17 dezembro 2012

O velho piano de calda


Aquela sala vazia ainda significava muito pra ela. Entrar lá era como se tivesse que se desgarrar de sua própria capa. Entrar lá era como ter que dizer em voz alta as coisas que seu coração sofria em segredo; era como ter que admitir que aquilo realmente era real e não um mero pesadelo.
Mas não era uma sala vazia, vazia estava ela, sem direção alguma. Havia um velho piano de calda, pelo qual o tempo foi generoso e parecia que tinha acabado de sair de uma loja de música qualquer.
Com uma certa calma e com passos demorados ela foi se dirigindo até o acento, na verdade sua calma era enganosa, ela só ainda não se sentia preparada pra enfrentar o turbilhão de coisas que ainda estavam por vir.
Deve ter ficado uns vinte minutos ali, sentada. Olhando para o piano e imaginando quando teria coragem o suficiente para começar.
Hora de abrir, hora de começar a canção. As teclas deveriam estar empoeiradas, mas ela fazia aquilo tantas vezes que seria uma contradição assim estar. Essa era a grande questão, tomar esta atitude era algo corriqueiro, então por que ela ainda não conseguia agir normalmente?

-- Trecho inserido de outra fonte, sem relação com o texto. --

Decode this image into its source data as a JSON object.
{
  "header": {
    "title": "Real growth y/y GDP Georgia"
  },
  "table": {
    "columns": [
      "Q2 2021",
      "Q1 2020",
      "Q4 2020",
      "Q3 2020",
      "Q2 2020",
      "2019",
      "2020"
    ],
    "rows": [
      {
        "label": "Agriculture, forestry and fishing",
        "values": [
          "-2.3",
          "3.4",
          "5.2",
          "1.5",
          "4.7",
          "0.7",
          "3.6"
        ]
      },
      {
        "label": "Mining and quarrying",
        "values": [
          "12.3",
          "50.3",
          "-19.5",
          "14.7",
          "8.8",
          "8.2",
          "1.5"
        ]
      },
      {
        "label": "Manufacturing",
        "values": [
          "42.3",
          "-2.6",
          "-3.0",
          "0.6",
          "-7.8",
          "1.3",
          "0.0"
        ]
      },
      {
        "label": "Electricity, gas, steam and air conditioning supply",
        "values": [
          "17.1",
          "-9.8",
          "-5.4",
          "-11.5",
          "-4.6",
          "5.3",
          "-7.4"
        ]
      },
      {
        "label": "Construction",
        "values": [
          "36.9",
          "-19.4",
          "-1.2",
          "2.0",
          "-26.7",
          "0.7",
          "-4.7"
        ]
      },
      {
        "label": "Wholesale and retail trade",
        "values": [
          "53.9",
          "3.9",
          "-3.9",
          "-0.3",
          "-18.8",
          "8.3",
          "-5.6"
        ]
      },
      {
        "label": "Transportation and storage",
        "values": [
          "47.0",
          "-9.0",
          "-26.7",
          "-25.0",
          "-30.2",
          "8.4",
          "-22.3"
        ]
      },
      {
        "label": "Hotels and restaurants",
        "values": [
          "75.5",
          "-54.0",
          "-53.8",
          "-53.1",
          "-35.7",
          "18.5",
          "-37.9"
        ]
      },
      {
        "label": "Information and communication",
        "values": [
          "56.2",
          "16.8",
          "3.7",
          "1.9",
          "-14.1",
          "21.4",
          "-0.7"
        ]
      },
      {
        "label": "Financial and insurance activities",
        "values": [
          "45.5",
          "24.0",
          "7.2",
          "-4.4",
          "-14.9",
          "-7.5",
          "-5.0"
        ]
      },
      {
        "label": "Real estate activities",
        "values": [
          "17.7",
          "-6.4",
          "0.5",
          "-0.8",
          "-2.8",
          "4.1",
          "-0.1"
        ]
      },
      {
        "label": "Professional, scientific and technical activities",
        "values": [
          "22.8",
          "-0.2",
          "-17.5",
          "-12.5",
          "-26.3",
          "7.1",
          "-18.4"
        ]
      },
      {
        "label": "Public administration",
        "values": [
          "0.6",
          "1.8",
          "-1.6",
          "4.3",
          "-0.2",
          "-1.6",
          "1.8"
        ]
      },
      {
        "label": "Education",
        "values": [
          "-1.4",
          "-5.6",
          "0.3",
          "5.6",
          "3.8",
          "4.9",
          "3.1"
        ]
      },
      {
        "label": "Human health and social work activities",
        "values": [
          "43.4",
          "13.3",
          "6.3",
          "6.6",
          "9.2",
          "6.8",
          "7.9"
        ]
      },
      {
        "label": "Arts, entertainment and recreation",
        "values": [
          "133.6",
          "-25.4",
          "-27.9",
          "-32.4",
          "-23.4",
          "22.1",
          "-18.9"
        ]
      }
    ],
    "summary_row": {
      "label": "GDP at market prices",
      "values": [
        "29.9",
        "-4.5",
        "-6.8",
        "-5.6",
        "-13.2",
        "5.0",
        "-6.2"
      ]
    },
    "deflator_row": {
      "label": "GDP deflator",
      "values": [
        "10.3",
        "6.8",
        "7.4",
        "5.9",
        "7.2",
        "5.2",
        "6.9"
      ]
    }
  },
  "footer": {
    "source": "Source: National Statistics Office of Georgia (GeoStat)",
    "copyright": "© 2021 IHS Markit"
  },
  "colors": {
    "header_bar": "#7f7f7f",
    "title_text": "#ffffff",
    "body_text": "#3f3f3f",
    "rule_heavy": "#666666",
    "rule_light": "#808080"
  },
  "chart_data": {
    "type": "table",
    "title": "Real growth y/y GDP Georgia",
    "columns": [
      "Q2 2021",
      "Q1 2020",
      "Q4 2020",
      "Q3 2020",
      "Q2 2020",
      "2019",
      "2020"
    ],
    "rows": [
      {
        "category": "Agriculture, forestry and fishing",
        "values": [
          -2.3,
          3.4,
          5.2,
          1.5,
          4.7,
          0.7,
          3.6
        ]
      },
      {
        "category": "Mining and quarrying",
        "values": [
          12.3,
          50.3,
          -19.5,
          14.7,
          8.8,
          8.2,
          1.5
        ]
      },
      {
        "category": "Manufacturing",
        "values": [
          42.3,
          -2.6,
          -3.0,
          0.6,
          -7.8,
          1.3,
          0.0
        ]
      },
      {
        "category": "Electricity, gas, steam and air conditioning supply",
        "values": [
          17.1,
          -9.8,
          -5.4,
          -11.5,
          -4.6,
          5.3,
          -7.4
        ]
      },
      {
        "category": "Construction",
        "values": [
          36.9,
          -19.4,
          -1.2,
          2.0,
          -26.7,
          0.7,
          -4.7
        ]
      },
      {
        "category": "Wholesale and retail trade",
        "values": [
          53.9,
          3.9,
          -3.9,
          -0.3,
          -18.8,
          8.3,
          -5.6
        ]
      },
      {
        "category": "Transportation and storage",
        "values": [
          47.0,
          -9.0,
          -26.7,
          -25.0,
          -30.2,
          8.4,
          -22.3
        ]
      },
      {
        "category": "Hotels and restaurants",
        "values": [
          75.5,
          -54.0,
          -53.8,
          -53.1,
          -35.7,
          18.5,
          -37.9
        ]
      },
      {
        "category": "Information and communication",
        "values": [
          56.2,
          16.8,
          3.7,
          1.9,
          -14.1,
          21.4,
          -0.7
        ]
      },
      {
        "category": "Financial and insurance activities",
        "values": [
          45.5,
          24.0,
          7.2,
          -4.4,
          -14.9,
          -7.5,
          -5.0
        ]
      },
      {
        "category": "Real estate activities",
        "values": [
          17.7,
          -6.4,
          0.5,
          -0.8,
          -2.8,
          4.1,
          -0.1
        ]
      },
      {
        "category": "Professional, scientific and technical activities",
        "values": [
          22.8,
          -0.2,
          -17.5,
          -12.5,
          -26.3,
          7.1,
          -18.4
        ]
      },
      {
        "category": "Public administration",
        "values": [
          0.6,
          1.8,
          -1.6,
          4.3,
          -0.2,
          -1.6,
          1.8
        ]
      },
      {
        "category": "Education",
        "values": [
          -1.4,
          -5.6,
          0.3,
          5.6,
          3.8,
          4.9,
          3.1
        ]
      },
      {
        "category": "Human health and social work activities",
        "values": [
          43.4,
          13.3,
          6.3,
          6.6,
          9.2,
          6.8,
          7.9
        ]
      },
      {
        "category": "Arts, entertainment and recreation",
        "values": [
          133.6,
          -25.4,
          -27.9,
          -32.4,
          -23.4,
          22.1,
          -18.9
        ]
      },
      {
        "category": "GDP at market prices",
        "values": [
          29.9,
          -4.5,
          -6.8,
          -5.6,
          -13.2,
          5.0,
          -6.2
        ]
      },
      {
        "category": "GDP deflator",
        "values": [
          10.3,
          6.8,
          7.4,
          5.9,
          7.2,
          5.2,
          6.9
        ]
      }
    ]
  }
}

Canção inciada. Cada nota, uma lágrima. Cada dedilhar de dedo, uma lembrança. Ela rogava para que aquele velho piano de calda traduzisse toda sua dor, toda contenda interna que ela enfrentava. A canção encontrava-se no seu auge, e é neste exato momento que a dor começar a ficar mais forte. Mas ela não parava, não parava de tocar porque sabia que agora tinha de ir até o final. Foi então que ela começou a cantar, a letra da música ainda surtia um efeito sem igual nela, mesmo depois de tanto tempo. Era como se estivesse cantando pela primeira vez.
Quem a olhasse naquele instante jamais imaginaria que aquela era a mesma menina que sorria aos quatro cantos, que se divertia com qualquer coisa em qualquer lugar. Nunca passaria pela cabeça de alguém que esta era a mesma menina que fazia os outros sorrirem, e isso já a bastava. Seu semblante era frágil, caído, dava vontade de ir até lá e abraçá-la até que as lágrimas parassem de rolar.
A canção foi chegando ao fim. A agressividade que outrora era empregada no teclar, agora se traduzia com dedos suaves, quase que voadores. Em um surto de utopia poderia até se pensar que não era mais ela que tocava, mas a canção continuava, misteriosamente continuava.
A música começava a se suavizar, sua voz doce começava a diminuir e o seu sorriso começava a aparecer.
Quando a música anunciava seus últimos acordes, ela já não tinha mais os dedos repousados no piano. Estranhamente, a música ainda tocava sozinha, ou então era só o seu efeito impactante demais que mesmo não sendo mais tocada vazia com que ela continuasse no recinto.
Era um misto de dor e alívio que a fazia ficar estagnada.
Ela se levantou, e caminhando até a soleira da porta pensou quando é que as coisas ficaram daquele jeito, quando é que o abandono foi inevitável. Quando foi mesmo que seu mundo desabou. Eram respostas que ela  não sabia, ou talvez não quisesse saber.
Independente de qualquer coisa, aquela havia sido sua escolha. Guardou a sua dor para cuidar da de um outro alguém. E só mesmo o velho piano de calda seria capaz de desmascarar toda farsa contida nos dias. Ela só tinha Ele, e sabia que no dia seguinte o encontraria de novo, e no outro, no outro... até a dor passar e ela poder tocar músicas felizes novamente. Sem amarras, sem pressa, com sorrisos, com alegria.